На западе висело кособокое облако и дарило надежду на то, что на картине заката будет присутствовать объёмность. Поймёт ли интригу вечернего шоу камера, фотографу и предстояло вскоре выяснить. Казалось, светило проползало меж щелей перекошенной туманности и низкими лучами изо всех сил золотило, приукрашивало тревожную небесную картину. Защитных масок ни на ком из стоящих на площадке не было, страху перед злющим вирусом, и разгулом губительной пневмонии ещё только предстояло взять власть над людьми.

Периодически, по мере ухода света, Сергей Анатольевич увеличивал выдержку. Монитор камеры давал обнадёживающие показания. День был тёплым, и во время подъёма было откровенно жарко. На вершине холма гулял заметный ветерок, который поначалу принёс облегчение, но с усугублением сумерек становился и настырнее, и прохладнее. Простудиться во времена наступления на планету нового вируса было бы полной катастрофой, и все в их компании приоделись захваченными ветровками и плащами.

Солнце безусловно солировало в закатном спектакле, медленно опускаясь к морю, за присевшие к горизонту уплотнившиеся облака. Завтрашнее утро обещало быть пасмурным, и на сносные снимки утренней зорьки рассчитывать не приходилось. Золотой диск ещё только заполз за низкие тучи, а уличное освещение уже постепенно начали включать. Зажглись первые гирлянды на крышах высоток, ходовые огни на судах в бухте Санья Бэй. Постепенно огней на домах становилось всё больше, свет фонарей в сгущающейся тьме делался всё отчётливее. Ушедшее за горизонт светило не могло пробиться сквозь прильнувший к морской кромке тёмно-лиловый наволок, отыгрывалось на верхних, более лёгких облаках, обагрив их пронзительной прощальной кровью. Включилась подсветка домов-«деревьев», которая неожиданно оказалась живой, меняла цвет и рисунок, высвечивая то поздравительные иероглифы, то новогодние рисунки, застывшие изображения сменяли движущиеся. Напоследок в бухте ожили, заиграли красками высокие паруса многоэтажных стеклянных отелей, расположенных на острове Феникс.

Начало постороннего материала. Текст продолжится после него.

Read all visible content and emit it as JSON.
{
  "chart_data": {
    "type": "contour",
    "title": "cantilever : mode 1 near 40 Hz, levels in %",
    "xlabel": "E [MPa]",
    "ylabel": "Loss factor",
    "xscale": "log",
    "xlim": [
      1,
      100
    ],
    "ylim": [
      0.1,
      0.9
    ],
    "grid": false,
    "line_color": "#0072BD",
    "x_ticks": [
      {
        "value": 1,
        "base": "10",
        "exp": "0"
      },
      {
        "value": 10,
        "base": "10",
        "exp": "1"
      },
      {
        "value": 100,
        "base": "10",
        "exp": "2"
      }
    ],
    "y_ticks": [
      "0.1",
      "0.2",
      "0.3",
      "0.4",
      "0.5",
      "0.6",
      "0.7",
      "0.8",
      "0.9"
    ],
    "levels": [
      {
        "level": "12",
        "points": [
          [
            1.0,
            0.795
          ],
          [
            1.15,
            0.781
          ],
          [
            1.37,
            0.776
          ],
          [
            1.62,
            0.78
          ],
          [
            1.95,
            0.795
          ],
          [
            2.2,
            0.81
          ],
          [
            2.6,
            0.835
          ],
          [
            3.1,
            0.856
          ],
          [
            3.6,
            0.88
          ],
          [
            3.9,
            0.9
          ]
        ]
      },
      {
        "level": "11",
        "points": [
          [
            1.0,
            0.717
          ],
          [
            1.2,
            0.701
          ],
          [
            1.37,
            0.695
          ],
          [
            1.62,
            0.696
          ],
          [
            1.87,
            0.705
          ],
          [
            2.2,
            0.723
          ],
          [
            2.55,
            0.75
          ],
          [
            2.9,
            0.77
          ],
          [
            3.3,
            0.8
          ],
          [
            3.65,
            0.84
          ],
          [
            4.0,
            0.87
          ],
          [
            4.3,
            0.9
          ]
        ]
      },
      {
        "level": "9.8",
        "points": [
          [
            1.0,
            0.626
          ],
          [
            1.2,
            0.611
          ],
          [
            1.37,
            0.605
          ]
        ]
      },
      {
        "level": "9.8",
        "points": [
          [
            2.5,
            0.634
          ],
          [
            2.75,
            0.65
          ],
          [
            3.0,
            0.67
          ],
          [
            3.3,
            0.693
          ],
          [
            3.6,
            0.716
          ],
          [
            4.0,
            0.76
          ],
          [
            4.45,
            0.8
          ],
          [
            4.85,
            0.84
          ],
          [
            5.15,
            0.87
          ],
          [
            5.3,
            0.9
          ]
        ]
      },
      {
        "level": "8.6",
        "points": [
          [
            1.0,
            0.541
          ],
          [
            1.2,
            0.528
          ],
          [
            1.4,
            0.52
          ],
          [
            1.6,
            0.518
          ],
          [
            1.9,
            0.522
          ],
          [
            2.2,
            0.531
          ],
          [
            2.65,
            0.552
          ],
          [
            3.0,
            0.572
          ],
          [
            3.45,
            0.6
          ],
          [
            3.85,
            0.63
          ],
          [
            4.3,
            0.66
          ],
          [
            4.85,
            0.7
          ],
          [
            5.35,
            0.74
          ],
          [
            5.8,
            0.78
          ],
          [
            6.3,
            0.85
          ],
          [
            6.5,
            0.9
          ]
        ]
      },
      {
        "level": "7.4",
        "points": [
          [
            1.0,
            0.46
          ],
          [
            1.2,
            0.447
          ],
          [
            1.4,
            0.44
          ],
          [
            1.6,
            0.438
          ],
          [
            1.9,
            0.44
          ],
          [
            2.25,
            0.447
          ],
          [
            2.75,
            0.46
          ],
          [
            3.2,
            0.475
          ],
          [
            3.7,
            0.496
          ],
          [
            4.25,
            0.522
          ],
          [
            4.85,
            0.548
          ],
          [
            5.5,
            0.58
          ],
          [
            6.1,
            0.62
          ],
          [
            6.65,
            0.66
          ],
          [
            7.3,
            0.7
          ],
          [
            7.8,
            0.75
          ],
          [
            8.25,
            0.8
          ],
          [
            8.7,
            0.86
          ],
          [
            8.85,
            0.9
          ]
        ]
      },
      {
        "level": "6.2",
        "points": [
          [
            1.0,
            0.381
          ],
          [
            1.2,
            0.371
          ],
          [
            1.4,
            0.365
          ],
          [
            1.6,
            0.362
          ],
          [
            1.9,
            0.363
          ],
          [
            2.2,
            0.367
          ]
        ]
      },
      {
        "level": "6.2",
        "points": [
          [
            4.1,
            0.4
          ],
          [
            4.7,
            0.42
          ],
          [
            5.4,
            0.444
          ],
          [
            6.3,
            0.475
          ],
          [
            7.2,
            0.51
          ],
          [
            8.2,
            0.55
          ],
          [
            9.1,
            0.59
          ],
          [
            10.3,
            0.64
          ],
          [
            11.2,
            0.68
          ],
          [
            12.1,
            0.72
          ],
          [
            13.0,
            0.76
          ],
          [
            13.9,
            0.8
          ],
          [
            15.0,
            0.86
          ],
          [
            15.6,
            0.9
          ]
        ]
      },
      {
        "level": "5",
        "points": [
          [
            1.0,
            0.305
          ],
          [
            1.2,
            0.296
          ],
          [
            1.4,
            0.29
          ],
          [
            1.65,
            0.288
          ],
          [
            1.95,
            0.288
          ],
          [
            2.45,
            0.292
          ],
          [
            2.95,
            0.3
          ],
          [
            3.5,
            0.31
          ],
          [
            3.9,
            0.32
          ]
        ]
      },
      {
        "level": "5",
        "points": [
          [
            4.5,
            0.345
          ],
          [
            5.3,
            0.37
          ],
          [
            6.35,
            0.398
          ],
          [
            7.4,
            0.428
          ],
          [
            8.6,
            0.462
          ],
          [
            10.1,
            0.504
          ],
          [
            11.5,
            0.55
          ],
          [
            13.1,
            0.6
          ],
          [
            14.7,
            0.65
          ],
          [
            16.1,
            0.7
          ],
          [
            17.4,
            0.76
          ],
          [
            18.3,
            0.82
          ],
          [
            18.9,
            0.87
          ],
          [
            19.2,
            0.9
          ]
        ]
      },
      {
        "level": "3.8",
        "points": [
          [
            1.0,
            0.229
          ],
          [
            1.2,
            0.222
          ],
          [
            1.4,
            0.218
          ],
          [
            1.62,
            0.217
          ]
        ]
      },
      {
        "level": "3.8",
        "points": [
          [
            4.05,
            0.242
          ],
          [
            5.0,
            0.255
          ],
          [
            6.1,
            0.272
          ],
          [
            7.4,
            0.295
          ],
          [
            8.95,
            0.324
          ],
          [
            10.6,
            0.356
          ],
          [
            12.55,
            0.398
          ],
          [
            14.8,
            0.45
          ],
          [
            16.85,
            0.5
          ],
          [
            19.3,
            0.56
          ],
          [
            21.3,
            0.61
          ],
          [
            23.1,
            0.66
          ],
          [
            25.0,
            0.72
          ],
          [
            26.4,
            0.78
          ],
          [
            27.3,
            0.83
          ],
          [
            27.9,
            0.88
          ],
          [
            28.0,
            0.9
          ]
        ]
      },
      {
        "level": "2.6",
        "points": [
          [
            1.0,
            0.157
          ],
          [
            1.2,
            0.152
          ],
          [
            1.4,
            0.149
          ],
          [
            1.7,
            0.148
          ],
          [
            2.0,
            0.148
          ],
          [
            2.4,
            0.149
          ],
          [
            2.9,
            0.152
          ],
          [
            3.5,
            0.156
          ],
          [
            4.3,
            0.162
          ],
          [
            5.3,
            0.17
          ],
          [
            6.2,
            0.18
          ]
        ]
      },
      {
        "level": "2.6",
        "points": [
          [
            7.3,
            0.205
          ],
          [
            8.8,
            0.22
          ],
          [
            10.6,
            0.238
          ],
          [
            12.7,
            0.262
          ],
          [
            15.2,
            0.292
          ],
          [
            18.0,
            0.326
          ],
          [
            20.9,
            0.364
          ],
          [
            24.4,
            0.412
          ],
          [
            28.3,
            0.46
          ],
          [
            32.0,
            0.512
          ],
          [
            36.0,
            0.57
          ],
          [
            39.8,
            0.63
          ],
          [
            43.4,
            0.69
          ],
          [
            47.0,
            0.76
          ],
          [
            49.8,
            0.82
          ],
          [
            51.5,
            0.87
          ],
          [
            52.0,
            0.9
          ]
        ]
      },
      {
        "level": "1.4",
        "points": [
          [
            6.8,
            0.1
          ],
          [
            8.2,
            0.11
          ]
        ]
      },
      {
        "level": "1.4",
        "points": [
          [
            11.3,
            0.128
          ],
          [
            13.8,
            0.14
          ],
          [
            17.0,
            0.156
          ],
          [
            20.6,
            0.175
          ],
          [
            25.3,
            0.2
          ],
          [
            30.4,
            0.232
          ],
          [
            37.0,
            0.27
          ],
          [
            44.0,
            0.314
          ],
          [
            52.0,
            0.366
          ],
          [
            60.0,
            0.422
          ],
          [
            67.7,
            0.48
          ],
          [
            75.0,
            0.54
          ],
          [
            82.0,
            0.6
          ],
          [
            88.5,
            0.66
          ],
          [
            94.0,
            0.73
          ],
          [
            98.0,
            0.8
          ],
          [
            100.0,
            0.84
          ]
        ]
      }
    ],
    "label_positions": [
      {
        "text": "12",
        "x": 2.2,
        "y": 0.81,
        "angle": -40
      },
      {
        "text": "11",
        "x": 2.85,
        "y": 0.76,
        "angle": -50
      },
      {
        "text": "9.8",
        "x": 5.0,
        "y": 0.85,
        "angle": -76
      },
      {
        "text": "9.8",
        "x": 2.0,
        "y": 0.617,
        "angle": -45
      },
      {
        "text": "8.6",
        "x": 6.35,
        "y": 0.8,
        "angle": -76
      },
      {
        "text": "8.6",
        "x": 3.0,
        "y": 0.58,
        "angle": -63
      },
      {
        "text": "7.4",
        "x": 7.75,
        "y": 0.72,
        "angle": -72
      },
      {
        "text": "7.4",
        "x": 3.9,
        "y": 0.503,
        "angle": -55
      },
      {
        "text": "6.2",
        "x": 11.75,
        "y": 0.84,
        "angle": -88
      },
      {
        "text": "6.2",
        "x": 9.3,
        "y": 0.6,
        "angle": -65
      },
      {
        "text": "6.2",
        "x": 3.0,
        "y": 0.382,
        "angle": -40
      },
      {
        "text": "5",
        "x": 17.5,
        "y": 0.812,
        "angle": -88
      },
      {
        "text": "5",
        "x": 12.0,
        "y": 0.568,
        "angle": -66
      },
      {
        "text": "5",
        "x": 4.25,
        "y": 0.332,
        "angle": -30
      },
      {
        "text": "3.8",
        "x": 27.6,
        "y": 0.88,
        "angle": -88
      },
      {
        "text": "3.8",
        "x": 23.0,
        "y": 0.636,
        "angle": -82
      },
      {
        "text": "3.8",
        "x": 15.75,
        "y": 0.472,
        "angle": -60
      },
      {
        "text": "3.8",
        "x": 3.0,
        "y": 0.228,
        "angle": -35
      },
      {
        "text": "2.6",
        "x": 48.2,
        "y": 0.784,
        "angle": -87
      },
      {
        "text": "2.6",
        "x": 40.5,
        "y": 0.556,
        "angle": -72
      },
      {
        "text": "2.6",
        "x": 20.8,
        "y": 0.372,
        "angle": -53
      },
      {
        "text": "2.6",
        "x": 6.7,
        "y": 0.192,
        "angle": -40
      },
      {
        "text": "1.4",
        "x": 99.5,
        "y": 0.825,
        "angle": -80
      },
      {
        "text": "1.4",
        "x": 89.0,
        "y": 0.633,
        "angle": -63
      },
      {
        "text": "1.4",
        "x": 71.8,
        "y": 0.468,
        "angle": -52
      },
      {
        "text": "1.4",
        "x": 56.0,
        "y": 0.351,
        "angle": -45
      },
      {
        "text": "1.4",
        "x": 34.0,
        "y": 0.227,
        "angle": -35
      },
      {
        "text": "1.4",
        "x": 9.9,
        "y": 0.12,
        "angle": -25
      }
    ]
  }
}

Туристы, заполнившие смотровую площадку, фотографировали в трёх направлениях: прямо перед собой – в сторону моря, налево – в сторону бухты Дадунхай, направо – в сторону аэропорта. Чем больше сгущались сумерки, тем ярче становилась подсветка, тем эффектнее получались снимки, тем сильнее росли в Лагунове возбуждение и азарт. Ещё не видя результатов своей работы, не зная, получится ли что-то вообще, он наслаждался процессом, съёмка захватила его необыкновенно. И ждал фейерверков, хотел, чтобы из-за какой-нибудь высотки со свистом вылетела бы огнедышащим драконом вихляющая по замысловатой траектории ракета, или, нарушая наконец тишину, громыхнули, а потом высоко в небе рассыпалась на мелкие звёздочки римские свечи. Время шло, сумерки уже претворились в ночь, а положенных Новому году фейерверков так и не последовало. Лишь иногда где-то за спиной, где, как будто и домов-то не было, и молчаливой бездной чернел лес, раздавалось шипение, напоминающее горение фейерверка, но свет не радовал глаз, словно кто-то зажигал потешные огни для слепых. Однако настроение всё равно сделалось праздничным.

Сергей Анатольевич смотрел на уходящий далеко во тьму, но не темнеющий город и думал: «Представление удалось. Получилась пусть не вполне новогодняя, но тем не менее праздничная ночь. Да, в Санью я прилетел не зря, сюда следовало попасть хотя бы на этот вечер, хотя бы за тем, чтобы полюбоваться с вершины горы на великолепный закат, на нетонущий в ночи город…»

По тому, как щедро китайцы осветили дома и улицы, было очевидно, что они готовились как следует встретить своё новогодье и очень хотят продвинуть южный курорт в число по-настоящему популярных. Нигде в экономной Европе такого богатого ночного праздника света не встретить.